L’origine sarebbe sempre la stessa: il virus Sars Cov2 che dal pipistrello è passato all’uomo. Ma, il progenitore della variante Omicron, è passato dall’uomo a un topo. E’ quanto afferma Wenfeng Qian, ricercatore dell’Institute of genetica and developmental biology della Chinese academy of sciences, il cui studio sta per essere pubblicato sul Journal of genetica and genomics. Il professore Qian risponde a un’intervista di Repubblica che, sottolinea, come in un editoriale della prestigiosa rivista Science veniva fatto notare che Omicron non presenta le caratteristiche di una evoluzione dalle precedenti varianti Alfa e Delta, ma sembra essersi ‘formata’ in maniera parallela e diversa, oltre che ‘di nascosto’. Di nascosto, nel senso che in maniera inosservata. Proviamo a comprendere: tra le tante mutazioni, circa 6 milioni, della proteina Spike, note per essersi evolute nell’uomo, in quanto sequenziate, Omicron è quella che ne presenta di più. Le mutazioni di Spike, sono strettamente legate, alla sua sopravvivenza e quindi alla capacità di adattamento. Un così alto numero di mutazioni presenti nella variante Omicron e non in quelle precedenti Alfa e Delta, per gli studiosi si spiegherebbe con un passaggio negli animali, e quindi come una forma di adattamento alla nuova specie, dopo che ‘i progenitori’ hanno abitato l’uomo.
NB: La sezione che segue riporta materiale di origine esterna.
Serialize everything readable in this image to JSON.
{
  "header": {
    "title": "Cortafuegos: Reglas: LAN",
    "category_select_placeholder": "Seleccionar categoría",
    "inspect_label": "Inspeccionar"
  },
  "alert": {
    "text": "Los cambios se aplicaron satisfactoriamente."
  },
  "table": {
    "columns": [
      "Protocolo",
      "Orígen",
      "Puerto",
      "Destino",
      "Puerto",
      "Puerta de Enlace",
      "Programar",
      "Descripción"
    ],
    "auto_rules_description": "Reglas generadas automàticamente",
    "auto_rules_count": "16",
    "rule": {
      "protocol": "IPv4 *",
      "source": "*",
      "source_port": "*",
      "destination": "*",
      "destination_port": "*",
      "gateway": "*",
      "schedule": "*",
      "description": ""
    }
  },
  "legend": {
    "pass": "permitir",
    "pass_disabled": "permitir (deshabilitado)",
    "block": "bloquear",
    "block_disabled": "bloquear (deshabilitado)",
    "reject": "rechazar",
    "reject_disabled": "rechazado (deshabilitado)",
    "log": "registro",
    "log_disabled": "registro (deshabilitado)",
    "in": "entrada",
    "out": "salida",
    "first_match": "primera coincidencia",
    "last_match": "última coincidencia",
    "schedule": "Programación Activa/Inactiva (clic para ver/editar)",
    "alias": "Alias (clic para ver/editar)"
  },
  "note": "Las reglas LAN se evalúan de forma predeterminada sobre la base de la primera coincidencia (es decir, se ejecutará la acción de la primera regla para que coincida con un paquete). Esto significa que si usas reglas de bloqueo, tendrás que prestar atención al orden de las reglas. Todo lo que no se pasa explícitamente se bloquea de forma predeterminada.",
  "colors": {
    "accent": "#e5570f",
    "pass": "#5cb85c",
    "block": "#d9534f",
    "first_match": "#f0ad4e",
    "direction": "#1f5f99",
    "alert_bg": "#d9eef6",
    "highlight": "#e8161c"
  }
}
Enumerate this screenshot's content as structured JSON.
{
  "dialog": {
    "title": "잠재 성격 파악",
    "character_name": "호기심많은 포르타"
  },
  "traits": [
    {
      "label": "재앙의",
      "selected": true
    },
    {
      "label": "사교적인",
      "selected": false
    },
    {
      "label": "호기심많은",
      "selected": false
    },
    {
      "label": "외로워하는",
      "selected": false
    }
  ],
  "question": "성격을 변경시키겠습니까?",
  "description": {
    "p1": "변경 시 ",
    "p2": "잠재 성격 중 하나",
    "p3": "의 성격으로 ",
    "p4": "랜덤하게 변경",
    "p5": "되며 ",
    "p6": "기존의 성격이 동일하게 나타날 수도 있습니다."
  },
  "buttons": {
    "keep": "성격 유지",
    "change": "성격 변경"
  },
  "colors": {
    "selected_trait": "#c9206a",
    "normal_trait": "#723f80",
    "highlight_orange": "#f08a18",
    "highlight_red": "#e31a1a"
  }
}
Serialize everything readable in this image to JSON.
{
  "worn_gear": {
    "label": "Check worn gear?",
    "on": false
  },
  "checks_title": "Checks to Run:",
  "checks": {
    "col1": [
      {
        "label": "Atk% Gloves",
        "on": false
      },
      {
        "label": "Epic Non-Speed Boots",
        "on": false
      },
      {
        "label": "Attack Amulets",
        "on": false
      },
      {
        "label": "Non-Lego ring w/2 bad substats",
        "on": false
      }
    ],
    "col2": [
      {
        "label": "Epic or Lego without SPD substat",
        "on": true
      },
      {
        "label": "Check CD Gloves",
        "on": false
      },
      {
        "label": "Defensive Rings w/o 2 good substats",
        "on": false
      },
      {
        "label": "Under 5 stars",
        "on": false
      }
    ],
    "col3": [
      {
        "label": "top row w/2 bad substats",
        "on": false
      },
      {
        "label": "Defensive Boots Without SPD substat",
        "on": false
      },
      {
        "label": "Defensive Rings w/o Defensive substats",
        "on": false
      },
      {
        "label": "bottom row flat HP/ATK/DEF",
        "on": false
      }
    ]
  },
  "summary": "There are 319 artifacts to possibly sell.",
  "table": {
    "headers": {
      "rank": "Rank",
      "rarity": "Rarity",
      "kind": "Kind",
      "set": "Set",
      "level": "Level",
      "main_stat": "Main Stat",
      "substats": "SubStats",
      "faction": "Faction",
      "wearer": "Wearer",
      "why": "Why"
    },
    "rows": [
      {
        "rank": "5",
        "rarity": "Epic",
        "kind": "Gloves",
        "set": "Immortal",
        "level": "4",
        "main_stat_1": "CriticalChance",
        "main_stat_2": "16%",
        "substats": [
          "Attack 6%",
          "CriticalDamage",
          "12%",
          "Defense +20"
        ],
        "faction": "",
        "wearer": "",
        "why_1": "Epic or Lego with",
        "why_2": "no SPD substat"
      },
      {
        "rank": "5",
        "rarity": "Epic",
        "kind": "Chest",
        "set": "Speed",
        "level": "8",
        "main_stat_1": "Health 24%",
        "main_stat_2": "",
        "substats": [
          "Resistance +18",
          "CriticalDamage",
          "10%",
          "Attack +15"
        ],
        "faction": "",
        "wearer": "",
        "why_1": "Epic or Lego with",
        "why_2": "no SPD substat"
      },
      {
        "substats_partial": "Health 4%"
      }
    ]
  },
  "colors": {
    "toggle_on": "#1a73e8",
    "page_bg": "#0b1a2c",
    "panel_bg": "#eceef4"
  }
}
L’intervista a Repubblica Qian spiega a Repubblica che il così alto numero di mutazioni registrate nei topi, non si ripetono in altri studi compiuti su altre 17 specie animali, come gatti, cani, cervi, visoni ed altri, tantomeno in altre varianti trovate nei pazienti umani con infezione cronica. Inoltre specifiche mutazioni nella proteina Spike, specialmente nella parte che le serve per agganciare la cellula da infettare, migliorano la sua capacità di legarsi ai «recettori Ace2 dei topi». «In particolare due mutazioni note come Q493R e Q498R. Sono mutazioni per nulla comuni nei pazienti umani infettati da varianti non-Omicron del Sars-CoV-2: si sono viste solo nello 0.002% dei casi». Lo studioso aggiunge anche che una simile «selezione darwiniana», documentata nel progenitore di Omicron, non si evidenzia in nessuna delle 6 milioni di varianti sequenziate. Aggiunge un esempio: «Quando i virus evolvono negli umani, nelle mutazioni che si susseguono, si vede un tasso più alto di mutazioni dalla base azotata “guanina” alla base “uracile”, piuttosto che mutazioni dalla base “citosina” alla base “adenina”. E questa caratteristica – tipica dell’evoluzione negli umani – non si vede nelle mutazioni acquisite dal progenitore di Omicron». Qian sottolinea l’importanza di prendere maggiormente in considerazione la sorveglianza virale negli animali, il sequenziamento che registra mutazioni in esse, in modo da poter agire preventivamente calcolando la loro potenzialità di ritornare all’uomo e di infettarlo.